Question

A survey conducted by the American Automobile Association showed that a family of four spends an average of $215:60 per day while on vacation. Suppose a sample of 64 families of four vacationing at Niagara Falls resulted in a sample mean of $252:45 per day and a sample standard deviation of $74:50. Using a 98% confidence interval estimate, you wish to determine whether the average amount a family of four will spend when vacationing at Niagara Falls per day is different from the average amount for a family of four claimed by the American Automobile Association.

a) If the amount spent by a family of four while vacationing at Niagara Falls is skewed to the right, would you expect the median amount spent to be greater than or less than $252:45? Explain.

b) Is it necessary to assume a normal distribution on the population to estimate the value of the mean spending per day? Explain.

c) What is the sampling distribution of the sample statistic when you construct a 98% confidence interval? Explain in detail.

d) Construct a 98% confidence interval estimate of the population mean amount of a family of four when vacationing at Niagara Falls per day and interpret the interval.

e) Based on result in part d), does it appear that the population mean amount spent per day by families visiting Niagara Fall differs the mean amount per day for a family of four reported by the American Automobile Association? Explain.

Answer 1

a)

If the amount spent by a family of four while vacationing at Niagara Falls is skewed to the right, the median amount spent is expected to be less than $252:45.

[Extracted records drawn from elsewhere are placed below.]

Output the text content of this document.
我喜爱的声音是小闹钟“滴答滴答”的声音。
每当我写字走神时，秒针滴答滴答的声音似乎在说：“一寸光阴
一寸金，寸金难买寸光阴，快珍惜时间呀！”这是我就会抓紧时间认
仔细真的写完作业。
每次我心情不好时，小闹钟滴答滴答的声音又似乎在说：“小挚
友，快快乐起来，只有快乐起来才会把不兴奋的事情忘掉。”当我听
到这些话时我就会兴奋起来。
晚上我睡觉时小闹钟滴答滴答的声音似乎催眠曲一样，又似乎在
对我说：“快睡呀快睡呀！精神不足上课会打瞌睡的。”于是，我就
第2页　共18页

This is because if a distribution is right-skewed, the mean is greater than the median.

b)

In order to set up a confidence interval we must estimate the sampling distribution of the mean. The sample, itself, does not provide enough information for us to do this. So, in parametric statistics, we find out information concerning shape by assuming that the sampling distribution of the mean is normal.

The Central Limit Theorem states that, given random and independent samples of N observations each, the distribution of sample means approaches normality as the size of N increases, regardless of the shape of the population distribution. i.e. No matter what distribution we start with, the distribution of sample means becomes normal as the size of the samples increases.

Hence it is necessary to assume a normal distribution on the population to estimate the value of the mean spending per day.

c)

Z distribution.

When n<=30, we use t distribution. When n>30, we use Z distribution.

d)

CI = Mean +- (z*)*Z-alpha

z* = σ/√n

Therefore, 98% confidence interval estimate of the population mean amount of a family of four when vacationing at Niagara Falls per day is:

(230.79, 274.11)

i.e. we are 98% confident the mean value is between 230.79 and 274.11

e)

Yes, because 215.6 falls outside of our calculated CI.